British business historian

Trevor Boyns (born 1953) is a British business historian and Professor of Accounting & Business History at the Cardiff University, known for his work in the field of the history of accountancy and business history.

== Biography ==

Boyns obtained his first class degree in mathematics and economics in 1974 from the University of Warwick, and his PhD in econometric history in 1982 from the University of Wales with the thesis, entitled "Labour productivity in the British coal industry, 1874-1913."

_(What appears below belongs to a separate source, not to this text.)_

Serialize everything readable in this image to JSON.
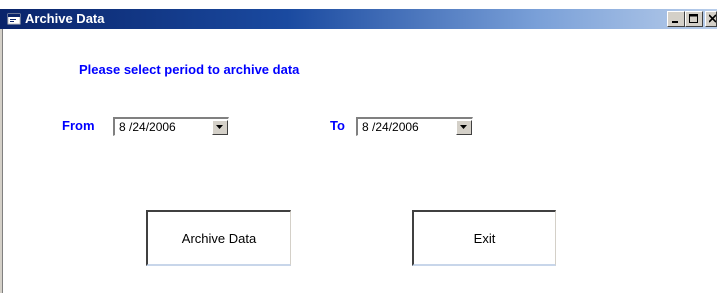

Boyns spends his academic career at the Cardiff University, where he started in 1976 as tutorial fellow. In 1978 he was appointed lecturer, in 1997 senior lecturer and in 2004 Professor of Accounting & Business History. Nowadays in 2014 he is also Director of Undergraduate Programmes for Economics. He initially focussed his research on the economic and business history of the British coal industry, particularly about the South Wales Coalfield but in the 1990s started focussing his research on the history of accountancy.

Boyns has been President of the Association of Business Historians, and founding editor or the Accounting, Business & Financial History.

== Selected publications ==
- Trevor Boyns, Malcolm Anderson, J. R. Edwards (eds.). British Cost Accounting, 1887-1952: Contemporary Essays from the Accounting literature. 1996/2014
- Boyns, Trevor, John Richard Edwards, and Marc Nikitin. The birth of industrial accounting in France and Britain. Taylor & Francis, 1997/2013.
- Trevor Boyns, J. R. Edwards. A History of Management Accounting: The British Experience. 2012.

Articles, a selection:
- Edwards, John Richard, and Trevor Boyns. "Industrial organization and accounting innovation: charcoal ironmaking in England 1690–1783." Management Accounting Research 3.2 (1992): 151–169.
- Edwards, John Richard, Trevor Boyns, and Malcolm Anderson. "British cost accounting development: continuity and change." The Accounting Historians Journal (1995): 1-41.
- Boyns, Trevor, and John Richard Edwards. "The development of accounting in mid-nineteenth century Britain: a non-disciplinary view." Accounting, Auditing & Accountability Journal 9.3 (1996): 40–60.
- Boyns, Trevor, and John Richard Edwards. "Cost and management accounting in early Victorian Britain: a Chandleresque analysis?." Management Accounting Research 8.1 (1997): 19–46.
- Boyns, Trevor, and John Richard Edwards. "The Construction of Cost Accounting Systems in Britain to 1900: The Case of the Coal, Iron and Steel Industries 1." Business History 39.3 (1997): 1-29.
- Boyns, Trevor, and John Richard Edwards. "The development of cost and management accounting in Britain." Handbooks of Management Accounting Research 2 (2006): 969–1034.